A study of the Kenya rift using delay-time tomography analysis and gravity modelling

Abstract

A combined study of 2-D delay-time tomography analysis and gravity modelling was carried out for a profile across the Kenyan rift at about 1°S. The results of the P-wave delay-time tomography analysis along the profile, carried out in 1985 within the framework of KRisp81 (Kenya Rift International Seismic Project), reveals a low-velocity zone (LVZ) down to depths of at least 200 km beneath the rift, slightly dipping to the west. To the east of the rift a second LVZ can be observed restricted to the upper mantle. Crustal “stripping” was applied to look in more detail at the delays related to the sub-Moho structure. The resulting model shows an even more pronounced low-velocity zone in the upper mantle, with a velocity contrast of up to 10%. The resulting seismic image was then used to construct a gravity model fitting not only the observed Bouguer gravity anomaly but also the seismic image in shape and size.
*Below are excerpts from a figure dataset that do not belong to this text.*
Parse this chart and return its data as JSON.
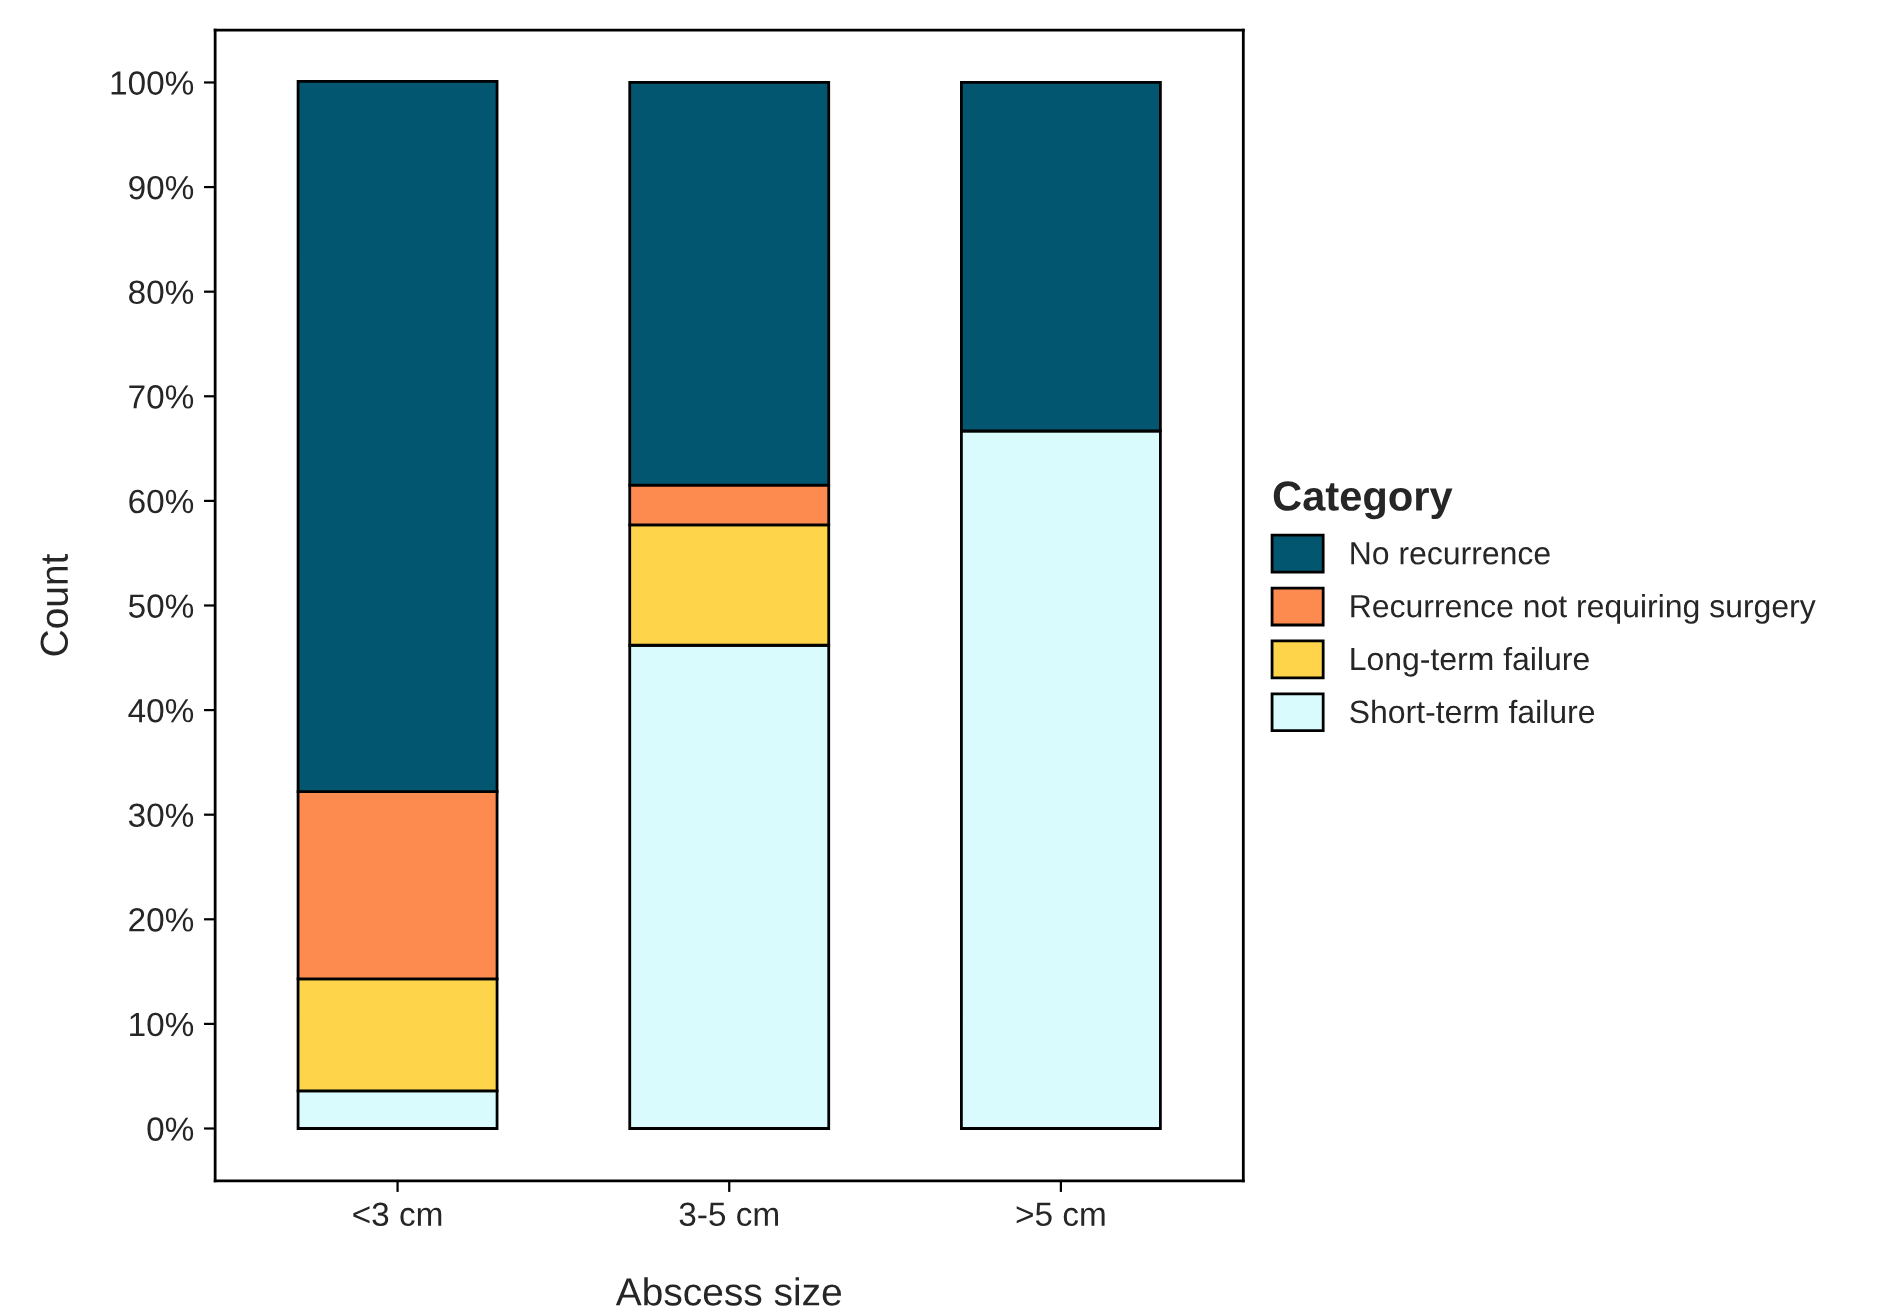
{
  "chart_data": {
    "type": "bar",
    "stacked": true,
    "xlabel": "Abscess size",
    "ylabel": "Count",
    "legend_title": "Category",
    "legend": "right",
    "categories": [
      "<3 cm",
      "3-5 cm",
      ">5 cm"
    ],
    "series": [
      {
        "name": "Short-term failure",
        "color": "#d9fbfd",
        "values": [
          3.6,
          46.2,
          66.7
        ]
      },
      {
        "name": "Long-term failure",
        "color": "#fed54a",
        "values": [
          10.7,
          11.5,
          0
        ]
      },
      {
        "name": "Recurrence not requiring surgery",
        "color": "#fd8a4f",
        "values": [
          17.9,
          3.8,
          0
        ]
      },
      {
        "name": "No recurrence",
        "color": "#03566f",
        "values": [
          67.9,
          38.5,
          33.3
        ]
      }
    ],
    "ylim": [
      -5,
      105
    ],
    "yticks": [
      {
        "value": 0,
        "label": "0%"
      },
      {
        "value": 10,
        "label": "10%"
      },
      {
        "value": 20,
        "label": "20%"
      },
      {
        "value": 30,
        "label": "30%"
      },
      {
        "value": 40,
        "label": "40%"
      },
      {
        "value": 50,
        "label": "50%"
      },
      {
        "value": 60,
        "label": "60%"
      },
      {
        "value": 70,
        "label": "70%"
      },
      {
        "value": 80,
        "label": "80%"
      },
      {
        "value": 90,
        "label": "90%"
      },
      {
        "value": 100,
        "label": "100%"
      }
    ],
    "grid": false
  }
}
To match the amplitudes of the Bouguer anomaly, as well as the observed seismic structure, anomalously large values for the ratio of velocity contrast to density contrast are required. To explain this, the occurrence of partial melt under the rift is proposed. The amount of melt is estimated to be about 5%. The low velocity zone east of the rift, centered at about 60–100 km depth, is consistent with petrological studies.